The title "physician assistant" or "PA" refers to health care providers who are licensed to practice medicine with the supervision of a licensed physician. The concept of the profession originated in the 1960s as a way to enhance provision of health care to medically underserved communities. The founding of the physician assistant profession was based on the acceptance of the premise that other health professionals with special training and education could perform with equal competence many of the functions normally carried out by physicians.

Physician assistants by nature of their education are prepared to perform many of those duties that in the past were most commonly the responsibilities of the physician. PAs are allowed to practice in all fifty states, the District of Columbia, and Guam, and are employed in a broad range of medical facilities including private physician’s offices, hospitals, nursing homes, managed care facilities, occupational health centers, emergency departments, the military and correctional institutions.

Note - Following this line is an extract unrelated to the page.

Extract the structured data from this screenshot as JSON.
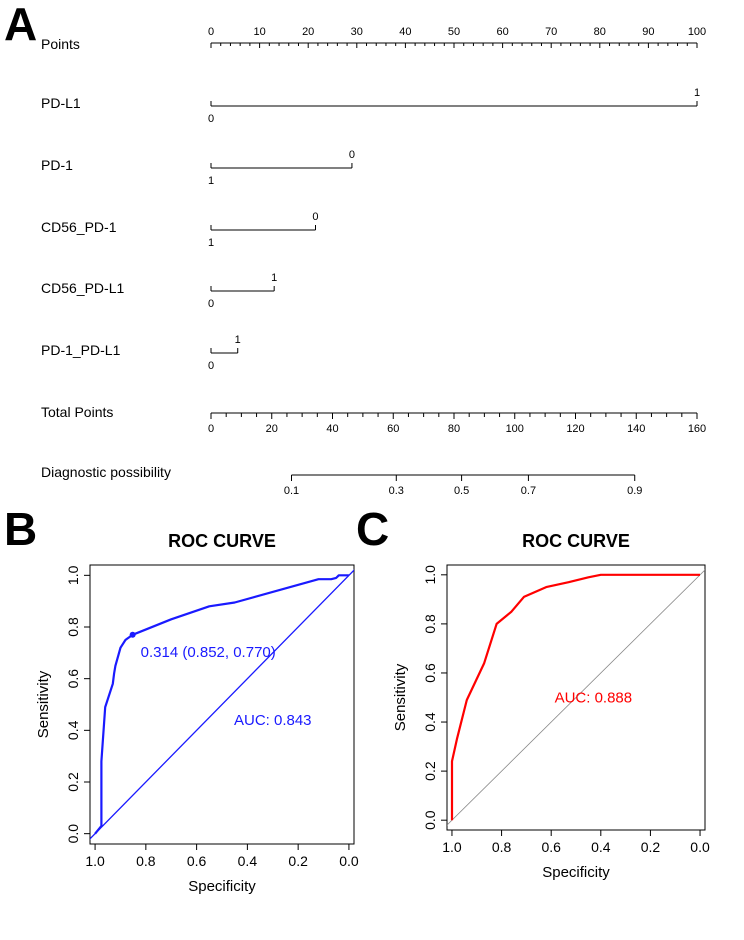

Working as part of the medical team, physician assistants practice medicine by performing patient histories and physical examination, ordering or performing laboratory tests, and analyzing medical data to formulate diagnoses and develop care management plans.  Additionally, PAs perform many diagnostic and therapeutic procedures including casting, splinting, and minor surgery procedures such as suturing and biopsies. At least 46 states, including Maryland, allow physician assistants to prescribe medications.

The physician assistant profession is a rapidly growing field and employment opportunities are expected to grow through the next decade. Currently, there are more than 125 physician assistant programs in the US and over 50,000 practicing physician assistants.